One of the biggest issues with which I deal in my work with older adult clients is posture. While some clients stand up straight, many others have a slouched posture and a neck and head that often protrude forward. You have certainly seen this yourself–perhaps when you look in the mirror.
Several years ago, I began to experience numbness and tingling in three of my fingers on my left hand. I went to see my physician who referred me to a physical therapist. Much to my surprise the issue was not my fingers but rather my cervical spine; three fingers was a tell-tale sign that it was caused by an impingement. The issue was that my posture had put things out of place and it was time for me to correct that. I was given a few exercises to do each day and within a few weeks the symptoms disappeared; I still continue to do some of the exercises on a regular basis to keep myself and my posture in tip-top form.
The causes of poor posture are many. Some are structural such as scoliosis or joint degeneration. Otherwise, there is a kind of chicken/egg scenario; bad habits such as slouching and a sedentary lifestyle can cause muscle fatigue that will lead to poor posture. In other words, slouching leads to more slouching. Another cause is the tightening of chest muscles over time and the weakening of upper back muscles–and other core muscles; the chest muscles pull the shoulders forward and the back muscles are not strong enough to keep them in place. Of course, weak core muscles also play a major role in compromised posture.
So, what if we are living with poor posture> Are we stuck for life? In some cases, the damage may not be 100% correctable, but improvements can be made almost at any age. There are three exercises that I do and that I have my clients do as well; they make a real difference.
- Chin Tucks. I have blogged about this exercise in the past. To do a chin tuck stand or sit up straight, pulling your head back. The best way to think about this is it is as if someone is coming in to give you a kiss and you want to avoid it; you simply draw your head back and away. Do not put your chin on your chest or tilt your head back. This can be held for 30 seconds or 12-15 reps if you prefer. I do this several times a day to combat the effects of looking at my phone, peering over my prayerbook, and simply being lazy.

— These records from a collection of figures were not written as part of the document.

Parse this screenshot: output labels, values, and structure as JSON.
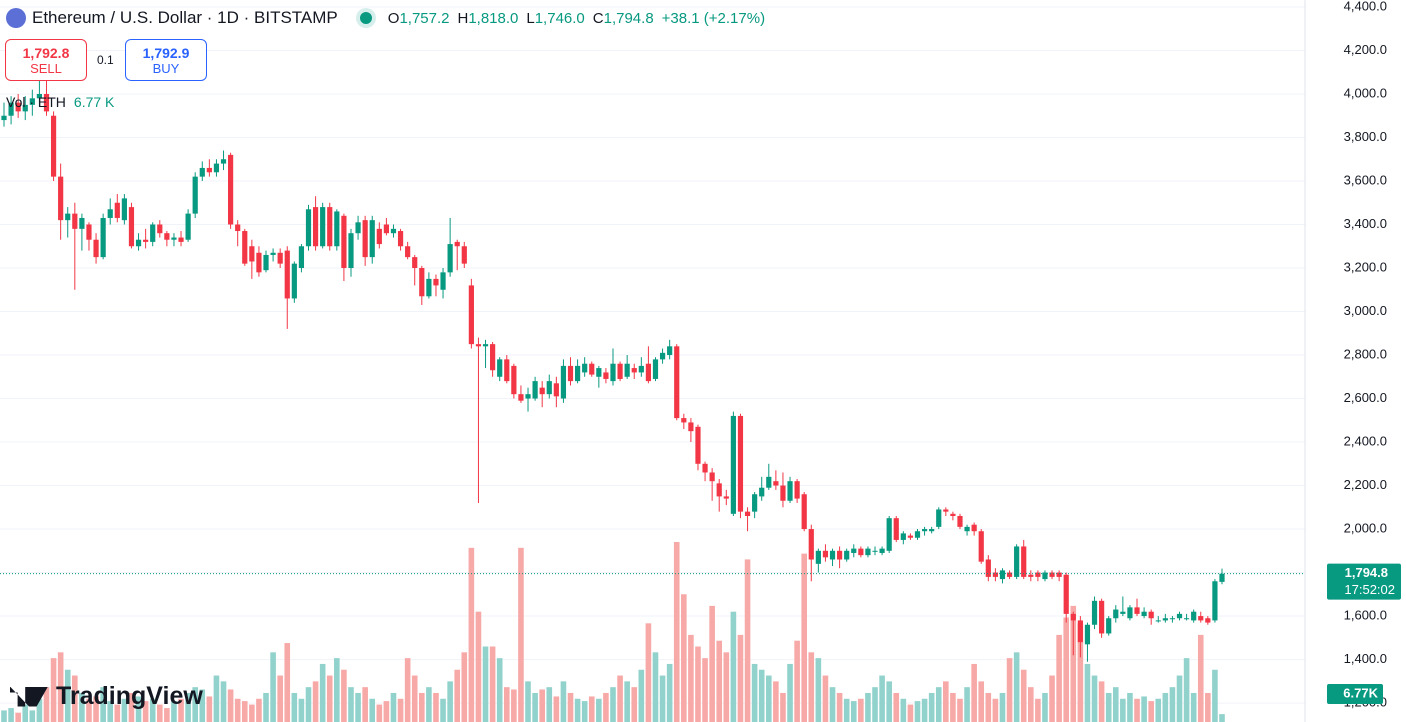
{
  "header": {
    "symbol": "Ethereum / U.S. Dollar · 1D · BITSTAMP",
    "ohlc": [
      {
        "key": "O",
        "value": "1,757.2"
      },
      {
        "key": "H",
        "value": "1,818.0"
      },
      {
        "key": "L",
        "value": "1,746.0"
      },
      {
        "key": "C",
        "value": "1,794.8"
      }
    ],
    "change": "+38.1 (+2.17%)"
  },
  "trade": {
    "sell_price": "1,792.8",
    "sell": "SELL",
    "spread": "0.1",
    "buy_price": "1,792.9",
    "buy": "BUY"
  },
  "volume_legend": {
    "label": "Vol · ETH",
    "value": "6.77 K"
  },
  "brand": "TradingView",
  "chart_data": {
    "type": "candlestick",
    "up_color": "#089981",
    "down_color": "#f23645",
    "up_volume_color": "#92d2cc",
    "down_volume_color": "#f7a9a7",
    "ylim": [
      1113,
      4432
    ],
    "yticks": [
      {
        "value": 1200,
        "label": "1,200.0"
      },
      {
        "value": 1400,
        "label": "1,400.0"
      },
      {
        "value": 1600,
        "label": "1,600.0"
      },
      {
        "value": 1800,
        "label": "1,800.0"
      },
      {
        "value": 2000,
        "label": "2,000.0"
      },
      {
        "value": 2200,
        "label": "2,200.0"
      },
      {
        "value": 2400,
        "label": "2,400.0"
      },
      {
        "value": 2600,
        "label": "2,600.0"
      },
      {
        "value": 2800,
        "label": "2,800.0"
      },
      {
        "value": 3000,
        "label": "3,000.0"
      },
      {
        "value": 3200,
        "label": "3,200.0"
      },
      {
        "value": 3400,
        "label": "3,400.0"
      },
      {
        "value": 3600,
        "label": "3,600.0"
      },
      {
        "value": 3800,
        "label": "3,800.0"
      },
      {
        "value": 4000,
        "label": "4,000.0"
      },
      {
        "value": 4200,
        "label": "4,200.0"
      },
      {
        "value": 4400,
        "label": "4,400.0"
      }
    ],
    "grid": true,
    "last_price": {
      "value": 1794.8,
      "label": "1,794.8",
      "countdown": "17:52:02"
    },
    "last_volume_label": "6.77K",
    "ohlc": [
      [
        3880,
        3960,
        3850,
        3900
      ],
      [
        3900,
        3990,
        3860,
        3960
      ],
      [
        3960,
        4000,
        3890,
        3920
      ],
      [
        3920,
        3990,
        3880,
        3950
      ],
      [
        3950,
        4020,
        3900,
        3980
      ],
      [
        3980,
        4070,
        3940,
        4000
      ],
      [
        4000,
        4090,
        3900,
        3920
      ],
      [
        3900,
        3920,
        3600,
        3620
      ],
      [
        3620,
        3680,
        3330,
        3420
      ],
      [
        3420,
        3480,
        3340,
        3450
      ],
      [
        3450,
        3500,
        3100,
        3380
      ],
      [
        3380,
        3450,
        3280,
        3430
      ],
      [
        3400,
        3410,
        3280,
        3330
      ],
      [
        3330,
        3360,
        3220,
        3250
      ],
      [
        3250,
        3450,
        3240,
        3430
      ],
      [
        3430,
        3520,
        3400,
        3470
      ],
      [
        3500,
        3540,
        3410,
        3430
      ],
      [
        3420,
        3540,
        3400,
        3520
      ],
      [
        3480,
        3500,
        3290,
        3300
      ],
      [
        3300,
        3360,
        3280,
        3330
      ],
      [
        3330,
        3380,
        3290,
        3320
      ],
      [
        3320,
        3410,
        3300,
        3400
      ],
      [
        3400,
        3420,
        3340,
        3360
      ],
      [
        3360,
        3370,
        3300,
        3330
      ],
      [
        3330,
        3360,
        3300,
        3340
      ],
      [
        3340,
        3370,
        3300,
        3320
      ],
      [
        3330,
        3470,
        3320,
        3450
      ],
      [
        3450,
        3640,
        3430,
        3620
      ],
      [
        3620,
        3690,
        3600,
        3660
      ],
      [
        3660,
        3700,
        3620,
        3640
      ],
      [
        3640,
        3700,
        3620,
        3680
      ],
      [
        3680,
        3740,
        3650,
        3700
      ],
      [
        3720,
        3730,
        3380,
        3400
      ],
      [
        3400,
        3420,
        3300,
        3370
      ],
      [
        3370,
        3380,
        3210,
        3220
      ],
      [
        3300,
        3330,
        3150,
        3230
      ],
      [
        3270,
        3300,
        3160,
        3180
      ],
      [
        3190,
        3280,
        3180,
        3260
      ],
      [
        3260,
        3290,
        3230,
        3270
      ],
      [
        3270,
        3290,
        3200,
        3220
      ],
      [
        3280,
        3300,
        2920,
        3060
      ],
      [
        3060,
        3230,
        3040,
        3220
      ],
      [
        3200,
        3310,
        3180,
        3300
      ],
      [
        3300,
        3490,
        3280,
        3470
      ],
      [
        3480,
        3530,
        3280,
        3300
      ],
      [
        3300,
        3500,
        3290,
        3480
      ],
      [
        3480,
        3500,
        3280,
        3300
      ],
      [
        3300,
        3470,
        3280,
        3460
      ],
      [
        3440,
        3450,
        3140,
        3200
      ],
      [
        3200,
        3380,
        3160,
        3360
      ],
      [
        3360,
        3440,
        3330,
        3410
      ],
      [
        3420,
        3440,
        3210,
        3250
      ],
      [
        3250,
        3440,
        3220,
        3420
      ],
      [
        3380,
        3410,
        3290,
        3310
      ],
      [
        3400,
        3430,
        3350,
        3360
      ],
      [
        3360,
        3400,
        3340,
        3380
      ],
      [
        3370,
        3380,
        3280,
        3300
      ],
      [
        3300,
        3320,
        3240,
        3250
      ],
      [
        3250,
        3260,
        3120,
        3200
      ],
      [
        3200,
        3210,
        3030,
        3070
      ],
      [
        3070,
        3180,
        3060,
        3150
      ],
      [
        3150,
        3170,
        3070,
        3120
      ],
      [
        3100,
        3200,
        3060,
        3180
      ],
      [
        3180,
        3430,
        3160,
        3310
      ],
      [
        3320,
        3330,
        3190,
        3300
      ],
      [
        3300,
        3320,
        3200,
        3220
      ],
      [
        3120,
        3150,
        2830,
        2850
      ],
      [
        2850,
        2880,
        2120,
        2840
      ],
      [
        2840,
        2870,
        2740,
        2850
      ],
      [
        2850,
        2860,
        2700,
        2730
      ],
      [
        2700,
        2790,
        2680,
        2780
      ],
      [
        2780,
        2800,
        2670,
        2680
      ],
      [
        2750,
        2760,
        2600,
        2620
      ],
      [
        2620,
        2660,
        2580,
        2590
      ],
      [
        2600,
        2650,
        2540,
        2620
      ],
      [
        2600,
        2700,
        2590,
        2680
      ],
      [
        2650,
        2680,
        2560,
        2620
      ],
      [
        2620,
        2710,
        2600,
        2680
      ],
      [
        2670,
        2700,
        2560,
        2610
      ],
      [
        2600,
        2780,
        2580,
        2750
      ],
      [
        2750,
        2790,
        2660,
        2680
      ],
      [
        2680,
        2780,
        2670,
        2750
      ],
      [
        2720,
        2790,
        2700,
        2760
      ],
      [
        2760,
        2770,
        2700,
        2710
      ],
      [
        2700,
        2750,
        2650,
        2740
      ],
      [
        2720,
        2740,
        2670,
        2690
      ],
      [
        2680,
        2830,
        2660,
        2760
      ],
      [
        2760,
        2770,
        2680,
        2690
      ],
      [
        2700,
        2800,
        2690,
        2760
      ],
      [
        2740,
        2760,
        2690,
        2720
      ],
      [
        2720,
        2790,
        2700,
        2750
      ],
      [
        2760,
        2840,
        2670,
        2680
      ],
      [
        2690,
        2790,
        2680,
        2780
      ],
      [
        2780,
        2830,
        2760,
        2810
      ],
      [
        2800,
        2870,
        2780,
        2840
      ],
      [
        2840,
        2850,
        2500,
        2510
      ],
      [
        2510,
        2530,
        2460,
        2490
      ],
      [
        2490,
        2510,
        2400,
        2450
      ],
      [
        2470,
        2480,
        2270,
        2300
      ],
      [
        2300,
        2310,
        2220,
        2260
      ],
      [
        2260,
        2280,
        2130,
        2220
      ],
      [
        2210,
        2230,
        2080,
        2150
      ],
      [
        2150,
        2180,
        2110,
        2140
      ],
      [
        2070,
        2540,
        2060,
        2520
      ],
      [
        2520,
        2530,
        2050,
        2080
      ],
      [
        2080,
        2100,
        1990,
        2060
      ],
      [
        2080,
        2170,
        2050,
        2160
      ],
      [
        2150,
        2240,
        2130,
        2190
      ],
      [
        2190,
        2300,
        2180,
        2240
      ],
      [
        2220,
        2270,
        2180,
        2200
      ],
      [
        2200,
        2260,
        2100,
        2130
      ],
      [
        2130,
        2240,
        2120,
        2220
      ],
      [
        2220,
        2230,
        2120,
        2140
      ],
      [
        2160,
        2170,
        1990,
        2000
      ],
      [
        2000,
        2020,
        1760,
        1860
      ],
      [
        1840,
        1910,
        1800,
        1900
      ],
      [
        1900,
        1930,
        1850,
        1870
      ],
      [
        1860,
        1910,
        1830,
        1900
      ],
      [
        1900,
        1920,
        1820,
        1860
      ],
      [
        1860,
        1910,
        1850,
        1900
      ],
      [
        1890,
        1930,
        1870,
        1910
      ],
      [
        1910,
        1920,
        1870,
        1880
      ],
      [
        1880,
        1920,
        1870,
        1910
      ],
      [
        1900,
        1920,
        1880,
        1900
      ],
      [
        1890,
        1920,
        1880,
        1910
      ],
      [
        1900,
        2060,
        1890,
        2050
      ],
      [
        2050,
        2060,
        1940,
        1950
      ],
      [
        1950,
        1990,
        1930,
        1980
      ],
      [
        1970,
        1980,
        1950,
        1960
      ],
      [
        1960,
        2000,
        1950,
        1990
      ],
      [
        1990,
        2010,
        1970,
        2000
      ],
      [
        1990,
        2010,
        1980,
        2000
      ],
      [
        2010,
        2100,
        2000,
        2090
      ],
      [
        2090,
        2100,
        2060,
        2080
      ],
      [
        2070,
        2080,
        2040,
        2060
      ],
      [
        2060,
        2070,
        2000,
        2010
      ],
      [
        1990,
        2020,
        1970,
        2010
      ],
      [
        2020,
        2030,
        1970,
        1990
      ],
      [
        1990,
        2000,
        1840,
        1850
      ],
      [
        1860,
        1880,
        1760,
        1780
      ],
      [
        1800,
        1820,
        1760,
        1780
      ],
      [
        1770,
        1820,
        1750,
        1810
      ],
      [
        1800,
        1810,
        1770,
        1780
      ],
      [
        1780,
        1930,
        1770,
        1920
      ],
      [
        1920,
        1950,
        1770,
        1780
      ],
      [
        1790,
        1810,
        1760,
        1780
      ],
      [
        1800,
        1810,
        1760,
        1780
      ],
      [
        1770,
        1810,
        1760,
        1800
      ],
      [
        1800,
        1810,
        1770,
        1780
      ],
      [
        1800,
        1810,
        1760,
        1780
      ],
      [
        1790,
        1800,
        1570,
        1610
      ],
      [
        1610,
        1620,
        1420,
        1580
      ],
      [
        1580,
        1600,
        1410,
        1480
      ],
      [
        1470,
        1570,
        1390,
        1560
      ],
      [
        1560,
        1690,
        1540,
        1670
      ],
      [
        1670,
        1680,
        1500,
        1520
      ],
      [
        1520,
        1600,
        1510,
        1590
      ],
      [
        1590,
        1650,
        1570,
        1630
      ],
      [
        1610,
        1690,
        1600,
        1620
      ],
      [
        1590,
        1650,
        1580,
        1640
      ],
      [
        1640,
        1680,
        1600,
        1610
      ],
      [
        1600,
        1640,
        1590,
        1620
      ],
      [
        1620,
        1630,
        1560,
        1590
      ],
      [
        1580,
        1600,
        1570,
        1580
      ],
      [
        1580,
        1610,
        1570,
        1590
      ],
      [
        1590,
        1600,
        1570,
        1590
      ],
      [
        1590,
        1620,
        1580,
        1610
      ],
      [
        1590,
        1610,
        1580,
        1590
      ],
      [
        1580,
        1630,
        1570,
        1620
      ],
      [
        1600,
        1620,
        1570,
        1580
      ],
      [
        1590,
        1600,
        1560,
        1570
      ],
      [
        1580,
        1770,
        1570,
        1760
      ],
      [
        1757.2,
        1818,
        1746,
        1794.8
      ]
    ],
    "volume": [
      10,
      12,
      8,
      15,
      10,
      20,
      30,
      55,
      60,
      45,
      40,
      25,
      20,
      22,
      30,
      18,
      15,
      20,
      25,
      22,
      18,
      20,
      15,
      12,
      18,
      20,
      25,
      30,
      28,
      22,
      40,
      35,
      28,
      20,
      18,
      15,
      20,
      25,
      60,
      40,
      68,
      25,
      20,
      30,
      35,
      50,
      40,
      55,
      45,
      30,
      25,
      30,
      20,
      15,
      18,
      25,
      20,
      55,
      40,
      25,
      30,
      25,
      20,
      35,
      45,
      60,
      150,
      95,
      65,
      65,
      55,
      30,
      28,
      150,
      35,
      25,
      28,
      30,
      22,
      35,
      25,
      20,
      18,
      22,
      20,
      25,
      30,
      40,
      35,
      30,
      45,
      85,
      60,
      40,
      50,
      155,
      110,
      75,
      65,
      55,
      100,
      70,
      60,
      95,
      75,
      140,
      50,
      45,
      40,
      35,
      25,
      50,
      70,
      145,
      60,
      55,
      40,
      30,
      25,
      20,
      18,
      20,
      25,
      30,
      40,
      35,
      25,
      20,
      15,
      18,
      20,
      25,
      30,
      35,
      25,
      20,
      30,
      50,
      35,
      25,
      20,
      25,
      55,
      60,
      45,
      30,
      20,
      25,
      40,
      75,
      90,
      100,
      85,
      50,
      40,
      35,
      25,
      30,
      20,
      25,
      20,
      22,
      18,
      20,
      25,
      30,
      40,
      55,
      25,
      75,
      25,
      45,
      6.77
    ]
  }
}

- Scapular Retractions. There are a number of ways to do these, but I suggest standing straight, relaxing the shoulders (no shrugging), bending the elbows at your side, and then slowly bringing the elbows together behind your back; do not worry if they do not touch! This can be done as a 30-second hold or 12-15 reps. I do scapular retractions several times a day as well. This helps to stretch out the chest muscles that pull the shoulders forward while putting the shoulder blades back in their proper position.
- Wall Hand Sliders. Stand as close as you can to a wall without picture, moulding, etc.; I do it with my nose and tummy literally touching the wall. Do make sure that you are not so close that you will lose balance and fall backwards. Place the palms of both hands on the wall at shoulder height, then slide the hands up the wall as high as possible; bring them back down to shoulder height and repeat 12 times for 2 sets. This is another great chest stretch that also helps with raising the arms overhead, which becomes difficult for many as we age.
If you are experiencing very poor posture associated with pain, make sure to talk with your physician as there could be structural or other issues that should be addressed in addition to, or instead of, these exercises. Otherwise, incorporate these exercises into your daily routine and you may just find that you are standing a little taller, a little straighter, feeling less achy, and looking better in the mirror. It takes some adjustment, but just remember what your mother used to say: “stand up straight!”